The other remaining cylinder events, IPW and Spk, are also triggered at BDC. However, each one of these events use a /720 event counter. This is because of the following reason. The spark function, spk, is initialised at the beginning of the exhaust stroke and used in the power stroke, which occurs between 540° and 720° after triggering. Also this gives room for wasted spark implementation (sparking in exhaust and power phases to completely burn off exhaust gases). The IPW event can be implemented in intake stroke or power stroke (as in GDI engine). Notice that the LUT data for IVC and IPW functions comes is the accelerator position data. When driver press on accelrator, more fuel is injected (pulse width increases), and more air is required for combustion (IVC) [15], [16].

The state diagrams for the IPW Spk functions resemble that of Fig. 5. In case of the IPW function, states Sk→S1 represents the injector pulse width, and for Spk function, these states represent the time required to charge up the coil, known as dwell time, cdt. At state S0, Spk will be zero, and the spark coil will discharge, delivering a spark. Note that cdt is calculated so that the coil doesn’t overcharge, a condition which results in coil damage as in some conventional systems [17]. There is no restriction in discharge time as firing will stop once charge is exhausted.

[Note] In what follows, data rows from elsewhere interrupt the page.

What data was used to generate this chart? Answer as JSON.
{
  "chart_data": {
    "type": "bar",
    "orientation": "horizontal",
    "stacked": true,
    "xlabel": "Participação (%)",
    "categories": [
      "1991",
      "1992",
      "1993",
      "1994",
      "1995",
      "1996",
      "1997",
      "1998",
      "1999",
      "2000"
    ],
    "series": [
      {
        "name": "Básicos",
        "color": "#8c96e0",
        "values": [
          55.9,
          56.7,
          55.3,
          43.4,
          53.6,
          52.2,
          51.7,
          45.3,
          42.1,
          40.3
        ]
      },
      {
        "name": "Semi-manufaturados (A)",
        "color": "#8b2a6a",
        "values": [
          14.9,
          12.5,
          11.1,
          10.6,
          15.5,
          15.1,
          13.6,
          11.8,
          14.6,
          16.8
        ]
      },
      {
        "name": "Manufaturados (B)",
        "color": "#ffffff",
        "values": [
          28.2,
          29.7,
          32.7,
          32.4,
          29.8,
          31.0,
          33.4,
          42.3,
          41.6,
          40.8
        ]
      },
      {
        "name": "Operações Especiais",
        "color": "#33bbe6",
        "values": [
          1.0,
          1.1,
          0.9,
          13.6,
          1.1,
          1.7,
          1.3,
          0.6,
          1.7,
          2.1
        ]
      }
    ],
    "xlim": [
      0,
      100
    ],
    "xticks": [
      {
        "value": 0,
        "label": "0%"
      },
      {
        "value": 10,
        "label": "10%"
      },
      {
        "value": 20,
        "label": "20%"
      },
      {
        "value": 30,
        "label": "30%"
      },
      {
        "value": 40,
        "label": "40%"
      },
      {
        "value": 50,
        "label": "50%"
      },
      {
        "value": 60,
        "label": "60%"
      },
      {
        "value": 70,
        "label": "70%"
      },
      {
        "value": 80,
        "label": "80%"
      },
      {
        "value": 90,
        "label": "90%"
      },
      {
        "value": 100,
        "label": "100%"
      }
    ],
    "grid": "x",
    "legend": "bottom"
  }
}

Discussions and Future Directions

We have seen how variable timing can be implemented on cylinder events using interpolated virtual angles. Cylinder event counters are loaded with advance/retard data, so that they count down to the required advance/retard angle. Thus the counters induce a delay before the cylinder event occurs. The delay is implemented through a down counter clocked by clkca during the advance/retard stage and by clkrt during the coil reaction time stage. The proposed IECU worked as expected. The advance/retard calculator presented accurate results, better than the conventional toothed trigger wheel, which has less resolution and is prone to output interference at high RPM.

For future development, the event counters can be replaced by a single cylinder event counter, driving a single LUT, for a simplified design look. To extend this design to a multi-cylinder engine, a firing order is introduced. This basically involves ‘duplicating’ cylinder event functions, resulting in increased external outputs.